Theory of the Dark State of Polyenes and Carotenoids

TL;DR

This paper develops a theoretical model describing the dark singlet state in polyenes and carotenoids, emphasizing the coupling between triplet pairs and charge-transfer excitons and how Coulomb interactions influence this state.

Contribution

The theory introduces a new framework linking triplet-pair states and charge-transfer excitons, explaining the evolution of the dark state with Coulomb interaction strength.

Findings

The 2Ag state is stabilized by local coupling between triplet pairs and charge-transfer excitons.

Increasing Coulomb interaction causes the 2Ag state to transition from exciton-dominant to triplet-pair dominant.

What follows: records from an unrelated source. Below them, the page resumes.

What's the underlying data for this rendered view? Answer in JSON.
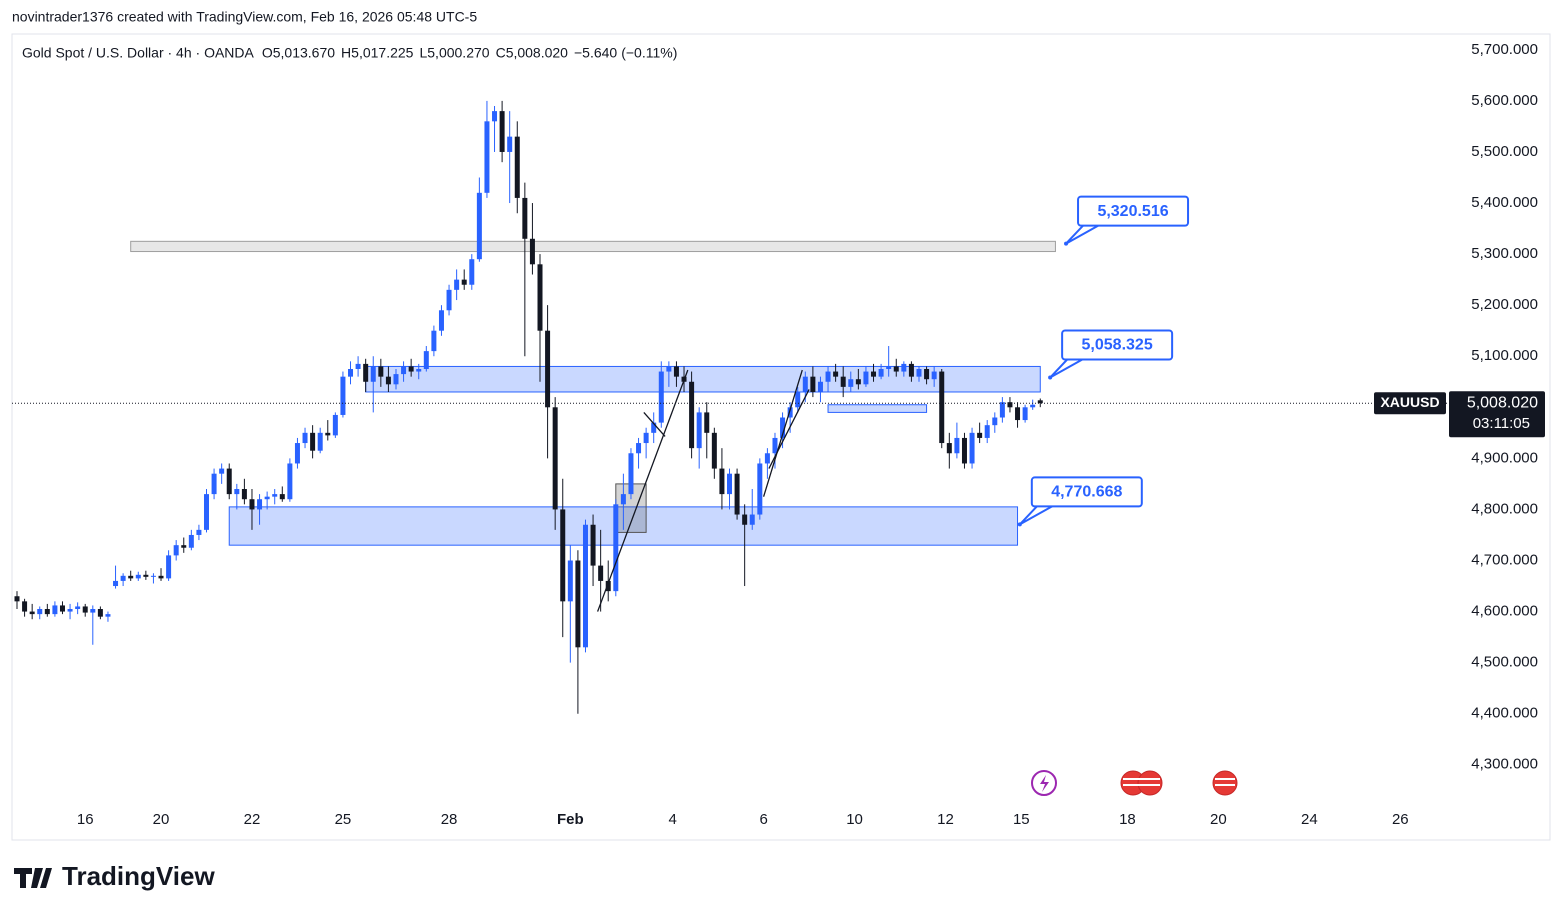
{
  "header": "novintrader1376 created with TradingView.com, Feb 16, 2026 05:48 UTC-5",
  "footer": "TradingView",
  "chart_data": {
    "type": "candlestick",
    "title": "Gold Spot / U.S. Dollar · 4h · OANDA",
    "ohlc": [
      {
        "key": "O",
        "value": 5013.67,
        "label": "5,013.670"
      },
      {
        "key": "H",
        "value": 5017.225,
        "label": "5,017.225"
      },
      {
        "key": "L",
        "value": 5000.27,
        "label": "5,000.270"
      },
      {
        "key": "C",
        "value": 5008.02,
        "label": "5,008.020"
      }
    ],
    "change": {
      "value": -5.64,
      "label": "−5.640"
    },
    "change_pct": {
      "value": -0.11,
      "label": "(−0.11%)"
    },
    "colors": {
      "up": "#2962ff",
      "down": "#131722"
    },
    "xlim": [
      -0.66,
      188
    ],
    "ylim": [
      4231,
      5731
    ],
    "grid": false,
    "xticks": [
      {
        "value": 9,
        "label": "16"
      },
      {
        "value": 19,
        "label": "20"
      },
      {
        "value": 31,
        "label": "22"
      },
      {
        "value": 43,
        "label": "25"
      },
      {
        "value": 57,
        "label": "28"
      },
      {
        "value": 73,
        "label": "Feb"
      },
      {
        "value": 86.5,
        "label": "4"
      },
      {
        "value": 98.5,
        "label": "6"
      },
      {
        "value": 110.5,
        "label": "10"
      },
      {
        "value": 122.5,
        "label": "12"
      },
      {
        "value": 132.5,
        "label": "15"
      },
      {
        "value": 146.5,
        "label": "18"
      },
      {
        "value": 158.5,
        "label": "20"
      },
      {
        "value": 170.5,
        "label": "24"
      },
      {
        "value": 182.5,
        "label": "26"
      }
    ],
    "yticks": [
      {
        "value": 5700,
        "label": "5,700.000"
      },
      {
        "value": 5600,
        "label": "5,600.000"
      },
      {
        "value": 5500,
        "label": "5,500.000"
      },
      {
        "value": 5400,
        "label": "5,400.000"
      },
      {
        "value": 5300,
        "label": "5,300.000"
      },
      {
        "value": 5200,
        "label": "5,200.000"
      },
      {
        "value": 5100,
        "label": "5,100.000"
      },
      {
        "value": 4900,
        "label": "4,900.000"
      },
      {
        "value": 4800,
        "label": "4,800.000"
      },
      {
        "value": 4700,
        "label": "4,700.000"
      },
      {
        "value": 4600,
        "label": "4,600.000"
      },
      {
        "value": 4500,
        "label": "4,500.000"
      },
      {
        "value": 4400,
        "label": "4,400.000"
      },
      {
        "value": 4300,
        "label": "4,300.000"
      }
    ],
    "last_price": {
      "symbol": "XAUUSD",
      "value": 5008.02,
      "label": "5,008.020",
      "countdown": "03:11:05"
    },
    "candles": [
      [
        4630,
        4640,
        4605,
        4620
      ],
      [
        4620,
        4625,
        4590,
        4600
      ],
      [
        4600,
        4615,
        4585,
        4595
      ],
      [
        4595,
        4610,
        4585,
        4605
      ],
      [
        4605,
        4615,
        4590,
        4595
      ],
      [
        4595,
        4620,
        4590,
        4612
      ],
      [
        4612,
        4620,
        4595,
        4600
      ],
      [
        4600,
        4615,
        4585,
        4605
      ],
      [
        4605,
        4618,
        4595,
        4610
      ],
      [
        4610,
        4615,
        4590,
        4598
      ],
      [
        4598,
        4612,
        4535,
        4605
      ],
      [
        4605,
        4610,
        4585,
        4590
      ],
      [
        4590,
        4600,
        4580,
        4595
      ],
      [
        4650,
        4690,
        4645,
        4660
      ],
      [
        4660,
        4675,
        4650,
        4670
      ],
      [
        4670,
        4680,
        4660,
        4665
      ],
      [
        4665,
        4678,
        4660,
        4672
      ],
      [
        4672,
        4680,
        4662,
        4668
      ],
      [
        4668,
        4675,
        4655,
        4670
      ],
      [
        4670,
        4685,
        4660,
        4665
      ],
      [
        4665,
        4720,
        4660,
        4710
      ],
      [
        4710,
        4740,
        4700,
        4730
      ],
      [
        4730,
        4745,
        4715,
        4725
      ],
      [
        4725,
        4760,
        4720,
        4750
      ],
      [
        4750,
        4770,
        4740,
        4760
      ],
      [
        4760,
        4840,
        4755,
        4830
      ],
      [
        4830,
        4880,
        4820,
        4870
      ],
      [
        4870,
        4890,
        4850,
        4880
      ],
      [
        4880,
        4890,
        4820,
        4830
      ],
      [
        4830,
        4850,
        4800,
        4840
      ],
      [
        4840,
        4860,
        4810,
        4820
      ],
      [
        4820,
        4840,
        4760,
        4800
      ],
      [
        4800,
        4830,
        4770,
        4820
      ],
      [
        4820,
        4835,
        4800,
        4825
      ],
      [
        4825,
        4840,
        4810,
        4830
      ],
      [
        4830,
        4845,
        4815,
        4820
      ],
      [
        4820,
        4900,
        4815,
        4890
      ],
      [
        4890,
        4940,
        4880,
        4930
      ],
      [
        4930,
        4960,
        4920,
        4950
      ],
      [
        4950,
        4965,
        4900,
        4915
      ],
      [
        4915,
        4960,
        4910,
        4950
      ],
      [
        4950,
        4975,
        4935,
        4945
      ],
      [
        4945,
        4990,
        4940,
        4985
      ],
      [
        4985,
        5070,
        4980,
        5060
      ],
      [
        5060,
        5090,
        5045,
        5075
      ],
      [
        5075,
        5100,
        5060,
        5085
      ],
      [
        5085,
        5095,
        5030,
        5050
      ],
      [
        5050,
        5100,
        4990,
        5080
      ],
      [
        5080,
        5095,
        5040,
        5060
      ],
      [
        5060,
        5080,
        5030,
        5045
      ],
      [
        5045,
        5075,
        5035,
        5065
      ],
      [
        5065,
        5090,
        5050,
        5080
      ],
      [
        5080,
        5095,
        5060,
        5070
      ],
      [
        5070,
        5085,
        5055,
        5075
      ],
      [
        5075,
        5120,
        5070,
        5110
      ],
      [
        5110,
        5160,
        5100,
        5150
      ],
      [
        5150,
        5200,
        5140,
        5190
      ],
      [
        5190,
        5240,
        5180,
        5230
      ],
      [
        5230,
        5270,
        5210,
        5250
      ],
      [
        5250,
        5270,
        5230,
        5240
      ],
      [
        5240,
        5300,
        5230,
        5290
      ],
      [
        5290,
        5450,
        5285,
        5420
      ],
      [
        5420,
        5600,
        5410,
        5560
      ],
      [
        5560,
        5590,
        5500,
        5580
      ],
      [
        5580,
        5600,
        5480,
        5500
      ],
      [
        5500,
        5580,
        5400,
        5530
      ],
      [
        5530,
        5560,
        5380,
        5410
      ],
      [
        5410,
        5440,
        5100,
        5330
      ],
      [
        5330,
        5400,
        5260,
        5280
      ],
      [
        5280,
        5300,
        5050,
        5150
      ],
      [
        5150,
        5200,
        4900,
        5000
      ],
      [
        5000,
        5020,
        4760,
        4800
      ],
      [
        4800,
        4860,
        4550,
        4620
      ],
      [
        4620,
        4730,
        4500,
        4700
      ],
      [
        4700,
        4720,
        4400,
        4530
      ],
      [
        4530,
        4780,
        4520,
        4770
      ],
      [
        4770,
        4790,
        4650,
        4690
      ],
      [
        4690,
        4760,
        4600,
        4660
      ],
      [
        4660,
        4700,
        4620,
        4640
      ],
      [
        4640,
        4820,
        4630,
        4810
      ],
      [
        4810,
        4870,
        4760,
        4830
      ],
      [
        4830,
        4920,
        4820,
        4910
      ],
      [
        4910,
        4940,
        4880,
        4930
      ],
      [
        4930,
        4960,
        4900,
        4950
      ],
      [
        4950,
        4990,
        4930,
        4970
      ],
      [
        4970,
        5090,
        4960,
        5070
      ],
      [
        5070,
        5090,
        5040,
        5080
      ],
      [
        5080,
        5090,
        5040,
        5060
      ],
      [
        5060,
        5080,
        5030,
        5050
      ],
      [
        5050,
        5070,
        4900,
        4920
      ],
      [
        4920,
        5000,
        4880,
        4990
      ],
      [
        4990,
        5010,
        4900,
        4950
      ],
      [
        4950,
        4960,
        4860,
        4880
      ],
      [
        4880,
        4920,
        4800,
        4830
      ],
      [
        4830,
        4880,
        4800,
        4870
      ],
      [
        4870,
        4880,
        4780,
        4790
      ],
      [
        4790,
        4810,
        4650,
        4770
      ],
      [
        4770,
        4840,
        4760,
        4790
      ],
      [
        4790,
        4900,
        4780,
        4890
      ],
      [
        4890,
        4920,
        4860,
        4910
      ],
      [
        4910,
        4950,
        4880,
        4940
      ],
      [
        4940,
        4990,
        4920,
        4980
      ],
      [
        4980,
        5010,
        4950,
        5000
      ],
      [
        5000,
        5040,
        4990,
        5030
      ],
      [
        5030,
        5070,
        5010,
        5060
      ],
      [
        5060,
        5080,
        5020,
        5030
      ],
      [
        5030,
        5060,
        5010,
        5050
      ],
      [
        5050,
        5080,
        5030,
        5070
      ],
      [
        5070,
        5085,
        5050,
        5060
      ],
      [
        5060,
        5080,
        5020,
        5040
      ],
      [
        5040,
        5070,
        5030,
        5055
      ],
      [
        5055,
        5075,
        5035,
        5045
      ],
      [
        5045,
        5080,
        5040,
        5070
      ],
      [
        5070,
        5085,
        5050,
        5060
      ],
      [
        5060,
        5085,
        5055,
        5075
      ],
      [
        5075,
        5120,
        5060,
        5080
      ],
      [
        5080,
        5095,
        5060,
        5070
      ],
      [
        5070,
        5090,
        5060,
        5085
      ],
      [
        5085,
        5090,
        5050,
        5060
      ],
      [
        5060,
        5080,
        5050,
        5075
      ],
      [
        5075,
        5080,
        5045,
        5055
      ],
      [
        5055,
        5080,
        5040,
        5070
      ],
      [
        5070,
        5075,
        4920,
        4930
      ],
      [
        4930,
        4950,
        4880,
        4910
      ],
      [
        4910,
        4970,
        4900,
        4940
      ],
      [
        4940,
        4950,
        4880,
        4890
      ],
      [
        4890,
        4960,
        4880,
        4950
      ],
      [
        4950,
        4970,
        4930,
        4940
      ],
      [
        4940,
        4975,
        4930,
        4965
      ],
      [
        4965,
        4990,
        4950,
        4980
      ],
      [
        4980,
        5020,
        4970,
        5010
      ],
      [
        5010,
        5020,
        4990,
        5000
      ],
      [
        5000,
        5010,
        4960,
        4975
      ],
      [
        4975,
        5005,
        4970,
        5000
      ],
      [
        5000,
        5015,
        4995,
        5005
      ],
      [
        5013.67,
        5017.225,
        5000.27,
        5008.02
      ]
    ],
    "zones": [
      {
        "x": [
          15,
          137
        ],
        "y": [
          5305,
          5325
        ],
        "color": "#9e9e9e"
      },
      {
        "x": [
          46,
          135
        ],
        "y": [
          5030,
          5080
        ],
        "color": "#2962ff"
      },
      {
        "x": [
          28,
          132
        ],
        "y": [
          4730,
          4805
        ],
        "color": "#2962ff"
      },
      {
        "x": [
          107,
          120
        ],
        "y": [
          4990,
          5005
        ],
        "color": "#2962ff"
      },
      {
        "x": [
          79,
          83
        ],
        "y": [
          4755,
          4850
        ],
        "color": "#555555"
      }
    ],
    "trend_lines": [
      {
        "x": [
          76.6,
          88.5
        ],
        "y": [
          4600,
          5073
        ]
      },
      {
        "x": [
          82.7,
          85.5
        ],
        "y": [
          4990,
          4943
        ]
      },
      {
        "x": [
          98.5,
          103.6
        ],
        "y": [
          4825,
          5073
        ]
      },
      {
        "x": [
          99.2,
          104.5
        ],
        "y": [
          4880,
          5035
        ]
      }
    ],
    "annotations": [
      {
        "x": 138.4,
        "value": 5320.516,
        "label": "5,320.516"
      },
      {
        "x": 136.3,
        "value": 5058.325,
        "label": "5,058.325"
      },
      {
        "x": 132.3,
        "value": 4770.668,
        "label": "4,770.668"
      }
    ]
  }
}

The theory aligns qualitatively with high-level density matrix renormalization group calculations.

Abstract

A theory is developed to describe the singlet dark state (usually labeled S1 or 2Ag) of polyenes and carotenoids. The theory assumes that in principle this state is a linear combination of a singlet triplet-pair and an odd-parity charge-transfer exciton. Crucially, these components only couple when the triplet-pair occupies neighboring dimers, such that an electron transfer between the triplets creates a nearest-neighbor charge-transfer excitation. This local coupling stabilises the 2Ag state and induces a nearest neighbor attraction between the triplets. In addition, because of the electron-hole attraction in the exciton, the increased probability that the electron-hole pair occupies neighboring dimers enhances the triplet-triplet attraction: the triplet pair is `slaved' to the charge-transfer exciton. The theory also predicts that as the Coulomb interaction is increased, the 2Ag state evolves from a predominately odd-parity charge-transfer exciton state with a small component of triplet-pair character to a state predominately composed of a triplet-pair with some exciton character. Above a critical Coulomb interaction there is a decoupling of the triplet-pair and charge-transfer exciton subspaces, such that the 2Ag state becomes entirely composed of an unbound spin-correlated triplet pair. The predictions of this theory are qualitatively consistent with high-level density matrix renormalization group calculations of the Pariser-Parr-Pople (or extended Hubbard) model.